Não é a primeira vez que me sinto pertencente a outro século ou saído de uma aventura do filme “De volta para o futuro”. Vez por outra, levo meu bom companheiro de leitura ao consultório médico, a um shopping ou a outro lugar onde tenha que esperar para ser atendido.
De canto de olho percebo olhares em minha direção ou na direção do jornal, que assino e recebo em casa somente nos fins de semana. Devem me achar uma espécie rara de primata que deixou de existir há muitos e muitos anos.
Enquanto minha neta e todos que me cercam estão com os olhos grudados nas telas dos celulares, me pergunto até quando resistirei. Será que manterei esse hábito? Ou será que conhecerei a cura desse “vício”, adquirido desde os tempos da graduação em jornalismo e exercitado durante anos como profissional de comunicação e de assessoria de imprensa?
De que forma as futuras gerações terão acesso à informação e ao conhecimento? Está claro que as redes sociais ou as ferramentas que vierem a sucedê-las serão os canais mais utilizados. Será que os jornais impressos vão sobreviver? E as TVs? Terão jornalismo informativo ou jornalismo de entretenimento? Teremos mecanismos que minimizem a utilização sem controle de algoritmos em todas as nossas navegações no mundo virtual? E as fake news, teremos progredido no desenvolvimento de um antídoto suficientemente seguro para combatê-las e puni-las?
Em 2021, segundo o Portal Comunique-se, 12 veículos de comunicação deixaram de existir no Brasil. Nenhum segmento foi poupado. Jornal, revista, TV, rádio e até na mídia on-line. Dentre eles, dois jornais tradicionais, O Diário de Nordeste, que circulou por 139 anos, e o Jornal do Commercio do Recife, com mais de um século de existência. Seus leitores podem acessá-los apenas no formato digital. Outra publicação de prestígio foi descontinuada, a revista Época.
É um fenômeno planetário. A massificação da internet e a explosão dos aparelhos digitais levou a novos hábitos de consumo, entretenimento e acesso a conteúdos, inclusive jornalísticos.
No Brasil, segundo a Fundação Getúlio Vargas (FGV), estima-se que circulem por aí dois dispositivos por habitante, ou seja, mais 440 milhões de aparelhinhos (celular, tablete, PC, notebook) conectados a tudo e a todos.
Quando a televisão surgiu no Brasil, nos anos 1950, profetizaram o fim do rádio.
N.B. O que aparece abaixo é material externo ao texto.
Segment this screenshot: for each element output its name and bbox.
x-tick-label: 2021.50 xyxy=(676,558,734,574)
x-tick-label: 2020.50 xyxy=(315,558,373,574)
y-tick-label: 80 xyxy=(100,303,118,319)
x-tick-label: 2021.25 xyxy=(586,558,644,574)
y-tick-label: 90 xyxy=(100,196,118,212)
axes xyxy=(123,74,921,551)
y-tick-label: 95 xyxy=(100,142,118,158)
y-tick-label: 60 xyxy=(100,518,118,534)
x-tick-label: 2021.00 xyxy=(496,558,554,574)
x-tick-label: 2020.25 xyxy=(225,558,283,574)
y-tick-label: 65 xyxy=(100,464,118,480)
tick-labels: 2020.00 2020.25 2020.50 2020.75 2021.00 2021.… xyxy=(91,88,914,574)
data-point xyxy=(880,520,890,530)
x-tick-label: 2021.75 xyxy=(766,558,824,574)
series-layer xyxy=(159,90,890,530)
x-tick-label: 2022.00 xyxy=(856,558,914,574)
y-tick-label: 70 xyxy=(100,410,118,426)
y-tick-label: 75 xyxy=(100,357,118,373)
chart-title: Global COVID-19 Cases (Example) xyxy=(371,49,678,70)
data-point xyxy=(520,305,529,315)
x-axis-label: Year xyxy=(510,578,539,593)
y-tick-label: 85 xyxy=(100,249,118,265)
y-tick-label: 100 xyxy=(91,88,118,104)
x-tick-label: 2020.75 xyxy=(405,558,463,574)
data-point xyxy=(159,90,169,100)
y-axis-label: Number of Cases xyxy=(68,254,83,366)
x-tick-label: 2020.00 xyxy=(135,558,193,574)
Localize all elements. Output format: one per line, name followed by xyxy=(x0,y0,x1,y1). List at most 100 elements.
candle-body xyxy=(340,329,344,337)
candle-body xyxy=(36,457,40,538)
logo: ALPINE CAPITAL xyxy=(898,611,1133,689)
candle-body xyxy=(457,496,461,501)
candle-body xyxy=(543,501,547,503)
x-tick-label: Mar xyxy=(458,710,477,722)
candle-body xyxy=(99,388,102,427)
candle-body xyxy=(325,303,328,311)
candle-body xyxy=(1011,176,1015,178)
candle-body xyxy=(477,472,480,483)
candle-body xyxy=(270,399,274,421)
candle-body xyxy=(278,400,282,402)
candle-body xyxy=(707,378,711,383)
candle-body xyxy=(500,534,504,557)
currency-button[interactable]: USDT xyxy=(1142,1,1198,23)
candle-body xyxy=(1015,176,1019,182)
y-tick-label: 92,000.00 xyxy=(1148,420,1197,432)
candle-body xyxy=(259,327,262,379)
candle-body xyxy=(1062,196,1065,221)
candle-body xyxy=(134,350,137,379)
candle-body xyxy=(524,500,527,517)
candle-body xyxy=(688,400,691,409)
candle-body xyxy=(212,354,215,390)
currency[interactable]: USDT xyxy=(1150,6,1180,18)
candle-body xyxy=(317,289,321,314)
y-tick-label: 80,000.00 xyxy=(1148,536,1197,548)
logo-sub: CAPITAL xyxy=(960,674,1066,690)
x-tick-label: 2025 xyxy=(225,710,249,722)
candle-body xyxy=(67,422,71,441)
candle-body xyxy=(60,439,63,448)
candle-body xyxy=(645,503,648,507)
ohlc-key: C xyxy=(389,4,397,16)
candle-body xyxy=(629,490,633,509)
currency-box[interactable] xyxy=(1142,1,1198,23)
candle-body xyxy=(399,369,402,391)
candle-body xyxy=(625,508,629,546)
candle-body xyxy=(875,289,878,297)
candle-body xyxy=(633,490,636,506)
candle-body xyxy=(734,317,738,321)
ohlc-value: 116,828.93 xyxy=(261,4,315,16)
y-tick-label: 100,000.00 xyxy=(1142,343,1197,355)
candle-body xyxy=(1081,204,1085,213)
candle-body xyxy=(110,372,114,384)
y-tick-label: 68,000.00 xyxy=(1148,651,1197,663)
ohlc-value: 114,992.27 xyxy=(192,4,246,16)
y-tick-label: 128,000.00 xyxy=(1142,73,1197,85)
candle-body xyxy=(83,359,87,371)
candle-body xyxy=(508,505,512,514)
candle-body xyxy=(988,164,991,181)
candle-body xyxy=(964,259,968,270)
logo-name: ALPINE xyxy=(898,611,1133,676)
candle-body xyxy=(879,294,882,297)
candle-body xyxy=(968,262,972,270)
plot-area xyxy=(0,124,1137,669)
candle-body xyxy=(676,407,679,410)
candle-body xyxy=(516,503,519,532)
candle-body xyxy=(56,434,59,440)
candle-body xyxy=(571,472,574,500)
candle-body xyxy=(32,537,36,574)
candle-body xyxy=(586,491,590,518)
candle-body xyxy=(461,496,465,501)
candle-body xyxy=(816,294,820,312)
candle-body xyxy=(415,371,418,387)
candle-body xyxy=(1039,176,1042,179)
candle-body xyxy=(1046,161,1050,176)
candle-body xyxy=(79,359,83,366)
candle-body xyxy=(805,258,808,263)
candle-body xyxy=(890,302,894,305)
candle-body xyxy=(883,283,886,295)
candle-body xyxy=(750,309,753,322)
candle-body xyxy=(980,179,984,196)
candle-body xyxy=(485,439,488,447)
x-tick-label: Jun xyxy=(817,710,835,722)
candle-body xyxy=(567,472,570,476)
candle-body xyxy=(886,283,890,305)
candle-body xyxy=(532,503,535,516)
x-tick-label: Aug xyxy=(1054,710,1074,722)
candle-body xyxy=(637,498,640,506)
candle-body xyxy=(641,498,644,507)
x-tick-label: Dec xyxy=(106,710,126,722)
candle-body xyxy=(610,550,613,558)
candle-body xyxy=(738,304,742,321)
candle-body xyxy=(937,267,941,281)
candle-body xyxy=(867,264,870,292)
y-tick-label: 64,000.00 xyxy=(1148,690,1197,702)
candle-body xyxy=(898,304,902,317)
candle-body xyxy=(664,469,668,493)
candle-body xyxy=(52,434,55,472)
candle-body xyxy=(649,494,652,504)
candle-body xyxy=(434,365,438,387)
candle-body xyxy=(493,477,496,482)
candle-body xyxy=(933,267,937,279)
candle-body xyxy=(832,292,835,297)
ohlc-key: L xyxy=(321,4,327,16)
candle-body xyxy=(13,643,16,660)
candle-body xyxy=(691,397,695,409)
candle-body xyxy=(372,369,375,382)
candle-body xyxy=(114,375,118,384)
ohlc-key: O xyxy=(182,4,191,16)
A depender dos meus netinhos, a Giovanna e o Xandinho, acostumados desde cedo com os meios digitais, o jornal impresso não terá um futuro longo e nem promissor.
Afirmo isso porque, enquanto refletia sobre o futuro, Xandinho, de um ano e 10 meses, pisoteava sem dó o jornal que eu havia deixado no chão para tentar explicar à Giovanna o significado daquele pedaço de papel, que para eles não tem sentido ou valor algum.
Após resgatar meu jornal da sanha daqueles pés nervosos coloquei-o num local seguro, longe do alcance dos netinhos que somente terão contato novamente com aquele monstro pré-histórico de papel em alguma aula de história, visita a um museu ou filme de ficção assistido provavelmente de um dispositivo digital. Ou será no metaverso?